Efficiently, means it will do it better, and will cost less. The red text, is the only part that is really pertinent to what we're talking about.

The air will not circulate freely without a return. You may wander around in your bliss as much as you want.


----------



## gregzoll (Dec 25, 2006)

Ahh geez, I guess knowing about how a HVAC system works, but the Intertubs "expert" knows more thanz Iz doo. Guess I should go back and allow some edumacation from some odd forum to tell me something that I know. Sorry, but I know how a HVAC system works, and why there are cold air returns. Having two ducts in a unfinished basement, that is open to the main living area, is not going to cause undue harm to a HVAC system that has enough cold air return to allow for a efficient system.


----------



## beenthere (Oct 11, 2008)

gregzoll said:


> Ahh geez, I guess knowing about how a HVAC system works, but the Intertubs "expert" knows more thanz Iz doo. Guess I should go back and allow some edumacation from some odd forum to tell me something that I know. Sorry, but I know how a HVAC system works, and why there are cold air returns. Having two ducts in a unfinished basement, that is open to the main living area, is not going to cause undue harm to a HVAC system that has enough cold air return to allow for a efficient system.



LOL... 

I was installing systems long before you heard of the intertub/internet. Got lots of OTJT, and a lot of education from the School of hard knocks.

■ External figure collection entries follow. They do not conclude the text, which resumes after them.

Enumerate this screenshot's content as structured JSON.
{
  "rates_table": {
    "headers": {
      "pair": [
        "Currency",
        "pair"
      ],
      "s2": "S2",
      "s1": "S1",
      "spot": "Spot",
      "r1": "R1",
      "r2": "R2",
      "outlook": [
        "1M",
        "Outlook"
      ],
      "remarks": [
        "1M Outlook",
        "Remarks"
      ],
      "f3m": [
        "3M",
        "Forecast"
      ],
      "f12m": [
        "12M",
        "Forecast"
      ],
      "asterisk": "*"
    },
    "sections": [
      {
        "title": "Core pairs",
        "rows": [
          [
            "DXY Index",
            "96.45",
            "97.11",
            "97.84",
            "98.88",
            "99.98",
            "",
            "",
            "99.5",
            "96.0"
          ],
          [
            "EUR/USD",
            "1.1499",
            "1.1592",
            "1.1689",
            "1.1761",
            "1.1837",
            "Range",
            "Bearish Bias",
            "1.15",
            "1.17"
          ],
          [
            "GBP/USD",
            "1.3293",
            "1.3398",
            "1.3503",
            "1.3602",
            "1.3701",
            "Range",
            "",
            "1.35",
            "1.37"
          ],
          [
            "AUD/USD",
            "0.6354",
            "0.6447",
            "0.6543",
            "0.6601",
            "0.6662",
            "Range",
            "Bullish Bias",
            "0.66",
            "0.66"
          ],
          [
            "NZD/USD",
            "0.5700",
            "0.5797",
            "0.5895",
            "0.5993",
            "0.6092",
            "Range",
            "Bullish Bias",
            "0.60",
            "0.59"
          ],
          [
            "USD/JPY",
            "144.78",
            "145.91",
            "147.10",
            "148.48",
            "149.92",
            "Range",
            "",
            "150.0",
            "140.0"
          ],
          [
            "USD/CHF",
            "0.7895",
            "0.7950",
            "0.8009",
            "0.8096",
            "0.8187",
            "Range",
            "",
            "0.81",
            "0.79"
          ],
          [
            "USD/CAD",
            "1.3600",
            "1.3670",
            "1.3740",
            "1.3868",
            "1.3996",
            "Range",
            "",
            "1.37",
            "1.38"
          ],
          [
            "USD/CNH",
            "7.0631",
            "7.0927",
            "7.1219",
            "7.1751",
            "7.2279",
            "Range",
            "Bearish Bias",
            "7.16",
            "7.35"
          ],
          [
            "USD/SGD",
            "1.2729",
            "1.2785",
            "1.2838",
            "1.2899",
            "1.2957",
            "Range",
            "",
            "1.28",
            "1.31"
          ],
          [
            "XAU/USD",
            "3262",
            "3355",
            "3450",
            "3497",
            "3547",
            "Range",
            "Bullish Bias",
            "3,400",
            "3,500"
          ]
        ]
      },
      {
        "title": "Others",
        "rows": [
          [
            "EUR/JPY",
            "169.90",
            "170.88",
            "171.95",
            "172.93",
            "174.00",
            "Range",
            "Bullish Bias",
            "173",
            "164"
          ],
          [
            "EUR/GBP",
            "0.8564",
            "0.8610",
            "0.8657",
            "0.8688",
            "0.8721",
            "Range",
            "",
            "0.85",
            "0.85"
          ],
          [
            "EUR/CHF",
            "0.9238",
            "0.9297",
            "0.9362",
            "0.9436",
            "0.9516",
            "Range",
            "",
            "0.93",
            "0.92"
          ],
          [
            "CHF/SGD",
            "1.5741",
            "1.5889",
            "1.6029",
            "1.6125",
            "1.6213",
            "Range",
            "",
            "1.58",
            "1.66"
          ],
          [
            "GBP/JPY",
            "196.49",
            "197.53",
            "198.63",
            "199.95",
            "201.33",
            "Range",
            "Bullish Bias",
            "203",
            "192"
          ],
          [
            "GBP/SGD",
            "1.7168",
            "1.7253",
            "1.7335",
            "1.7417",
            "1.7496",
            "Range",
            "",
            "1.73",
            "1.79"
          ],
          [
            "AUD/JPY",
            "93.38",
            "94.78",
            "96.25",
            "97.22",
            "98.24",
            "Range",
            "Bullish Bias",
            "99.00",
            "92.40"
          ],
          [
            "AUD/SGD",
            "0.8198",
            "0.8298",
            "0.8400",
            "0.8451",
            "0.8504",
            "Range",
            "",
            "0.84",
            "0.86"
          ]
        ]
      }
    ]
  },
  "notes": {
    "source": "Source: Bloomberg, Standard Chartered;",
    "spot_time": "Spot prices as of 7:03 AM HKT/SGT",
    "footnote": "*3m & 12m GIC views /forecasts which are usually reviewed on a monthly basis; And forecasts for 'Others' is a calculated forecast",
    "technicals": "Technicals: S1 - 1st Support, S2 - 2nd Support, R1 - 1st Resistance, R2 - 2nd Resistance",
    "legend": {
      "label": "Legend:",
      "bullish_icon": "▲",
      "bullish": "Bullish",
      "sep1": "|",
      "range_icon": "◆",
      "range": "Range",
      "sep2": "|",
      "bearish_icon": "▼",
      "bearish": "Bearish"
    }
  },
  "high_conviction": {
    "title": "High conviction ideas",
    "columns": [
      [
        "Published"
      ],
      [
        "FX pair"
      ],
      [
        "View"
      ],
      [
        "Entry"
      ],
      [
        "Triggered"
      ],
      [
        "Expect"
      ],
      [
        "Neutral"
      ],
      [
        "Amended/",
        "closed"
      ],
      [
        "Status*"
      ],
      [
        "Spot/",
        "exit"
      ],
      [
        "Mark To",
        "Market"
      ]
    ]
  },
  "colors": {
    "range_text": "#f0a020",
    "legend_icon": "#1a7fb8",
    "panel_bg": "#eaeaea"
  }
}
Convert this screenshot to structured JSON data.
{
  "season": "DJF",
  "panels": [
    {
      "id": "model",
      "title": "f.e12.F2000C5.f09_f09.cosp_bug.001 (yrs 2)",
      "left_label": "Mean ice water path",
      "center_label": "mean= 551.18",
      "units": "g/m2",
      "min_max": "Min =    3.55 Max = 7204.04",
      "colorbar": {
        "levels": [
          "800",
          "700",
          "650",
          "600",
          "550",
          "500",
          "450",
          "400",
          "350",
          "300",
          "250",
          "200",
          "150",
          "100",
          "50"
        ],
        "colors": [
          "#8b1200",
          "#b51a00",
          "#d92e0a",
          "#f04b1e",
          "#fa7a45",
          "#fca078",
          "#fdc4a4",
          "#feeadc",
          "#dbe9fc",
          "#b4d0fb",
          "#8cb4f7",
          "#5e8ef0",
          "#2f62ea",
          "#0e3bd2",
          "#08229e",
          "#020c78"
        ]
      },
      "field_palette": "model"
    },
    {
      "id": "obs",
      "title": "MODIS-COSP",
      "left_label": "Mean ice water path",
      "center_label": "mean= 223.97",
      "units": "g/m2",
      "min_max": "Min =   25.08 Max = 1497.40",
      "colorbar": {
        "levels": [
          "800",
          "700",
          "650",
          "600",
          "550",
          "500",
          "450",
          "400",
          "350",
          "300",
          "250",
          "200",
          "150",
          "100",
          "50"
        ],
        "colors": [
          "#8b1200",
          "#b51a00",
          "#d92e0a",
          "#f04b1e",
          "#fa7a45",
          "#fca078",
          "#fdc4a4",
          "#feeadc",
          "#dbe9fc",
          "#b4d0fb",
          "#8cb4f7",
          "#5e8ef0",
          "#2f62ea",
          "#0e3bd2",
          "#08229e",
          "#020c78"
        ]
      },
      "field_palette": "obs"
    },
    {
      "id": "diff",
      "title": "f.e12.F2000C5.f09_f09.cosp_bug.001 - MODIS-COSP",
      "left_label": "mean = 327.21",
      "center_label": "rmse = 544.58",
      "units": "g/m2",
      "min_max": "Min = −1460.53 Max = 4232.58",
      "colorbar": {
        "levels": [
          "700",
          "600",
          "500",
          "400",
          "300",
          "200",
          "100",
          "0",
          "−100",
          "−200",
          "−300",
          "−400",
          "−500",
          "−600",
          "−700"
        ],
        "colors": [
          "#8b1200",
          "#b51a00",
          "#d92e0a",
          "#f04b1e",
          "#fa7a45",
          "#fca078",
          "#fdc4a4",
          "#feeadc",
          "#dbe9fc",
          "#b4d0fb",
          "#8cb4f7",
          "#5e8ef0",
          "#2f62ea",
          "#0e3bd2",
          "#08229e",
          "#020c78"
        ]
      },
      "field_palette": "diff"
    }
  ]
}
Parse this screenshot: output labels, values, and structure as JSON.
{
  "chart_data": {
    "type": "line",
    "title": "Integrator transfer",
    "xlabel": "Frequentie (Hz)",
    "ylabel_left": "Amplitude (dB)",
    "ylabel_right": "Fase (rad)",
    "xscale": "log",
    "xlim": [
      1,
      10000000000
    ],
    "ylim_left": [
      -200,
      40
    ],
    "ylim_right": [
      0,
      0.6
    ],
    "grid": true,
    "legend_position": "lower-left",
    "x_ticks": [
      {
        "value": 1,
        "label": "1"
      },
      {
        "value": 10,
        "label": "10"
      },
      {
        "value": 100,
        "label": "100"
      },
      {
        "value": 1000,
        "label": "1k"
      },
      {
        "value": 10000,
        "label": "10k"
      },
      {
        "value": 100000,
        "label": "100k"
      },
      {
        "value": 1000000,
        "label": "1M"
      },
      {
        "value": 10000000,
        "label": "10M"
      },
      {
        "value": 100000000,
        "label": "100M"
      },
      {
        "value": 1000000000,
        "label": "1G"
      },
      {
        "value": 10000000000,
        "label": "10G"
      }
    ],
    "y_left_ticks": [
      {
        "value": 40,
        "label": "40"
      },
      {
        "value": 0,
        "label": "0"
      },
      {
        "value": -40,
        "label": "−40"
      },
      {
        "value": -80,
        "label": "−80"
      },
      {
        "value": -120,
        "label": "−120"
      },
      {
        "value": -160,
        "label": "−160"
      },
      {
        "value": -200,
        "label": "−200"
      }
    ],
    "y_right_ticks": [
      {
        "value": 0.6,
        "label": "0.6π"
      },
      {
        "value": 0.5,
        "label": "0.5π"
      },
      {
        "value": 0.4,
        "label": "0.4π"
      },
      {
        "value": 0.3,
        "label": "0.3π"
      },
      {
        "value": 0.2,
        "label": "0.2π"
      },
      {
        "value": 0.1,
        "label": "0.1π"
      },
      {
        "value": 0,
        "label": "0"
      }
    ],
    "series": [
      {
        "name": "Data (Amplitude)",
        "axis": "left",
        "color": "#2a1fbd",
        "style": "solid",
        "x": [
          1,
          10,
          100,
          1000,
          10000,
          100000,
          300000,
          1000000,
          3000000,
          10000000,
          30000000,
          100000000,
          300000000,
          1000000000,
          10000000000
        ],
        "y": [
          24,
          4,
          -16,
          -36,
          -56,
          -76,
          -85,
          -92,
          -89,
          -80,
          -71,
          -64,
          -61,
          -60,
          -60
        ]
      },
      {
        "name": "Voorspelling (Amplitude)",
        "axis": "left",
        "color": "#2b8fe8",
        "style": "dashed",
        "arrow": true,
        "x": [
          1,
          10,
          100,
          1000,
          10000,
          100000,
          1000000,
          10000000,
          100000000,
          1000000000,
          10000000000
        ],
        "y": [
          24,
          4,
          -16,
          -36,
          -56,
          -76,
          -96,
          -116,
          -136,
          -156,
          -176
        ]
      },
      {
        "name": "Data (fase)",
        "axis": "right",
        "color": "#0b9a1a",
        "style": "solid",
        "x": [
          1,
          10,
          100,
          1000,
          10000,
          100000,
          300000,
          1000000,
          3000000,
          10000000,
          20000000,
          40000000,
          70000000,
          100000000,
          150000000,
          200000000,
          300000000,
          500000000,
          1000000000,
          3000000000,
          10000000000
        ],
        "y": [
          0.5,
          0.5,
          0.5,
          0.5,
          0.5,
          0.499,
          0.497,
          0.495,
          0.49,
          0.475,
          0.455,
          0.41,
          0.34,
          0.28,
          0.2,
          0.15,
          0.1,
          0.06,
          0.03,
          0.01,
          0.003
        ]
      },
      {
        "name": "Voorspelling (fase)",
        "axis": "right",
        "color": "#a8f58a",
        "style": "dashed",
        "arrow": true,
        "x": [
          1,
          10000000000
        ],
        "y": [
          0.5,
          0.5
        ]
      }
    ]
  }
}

Learned how systems actually work, causes and effect.


You keep guessing. I'll keep getting paid for what I know and do.



Have a merry Christmas.


----------



## pete0403 (Dec 22, 2010)

Thanks again for the advice beenthere. It makes perfect sense about positive and negative pressures...I know it's not a perfectly sealed system between floors, but I don't want to intentionally throw things out of balance no matter how big or small the effect is...after all, it's my money and I want it to be right.

I have my answer...mods can lock this thread.

Thanks and happy holidays.


----------



## beenthere (Oct 11, 2008)

Your welcome, and have a happy New Years yourself.


----------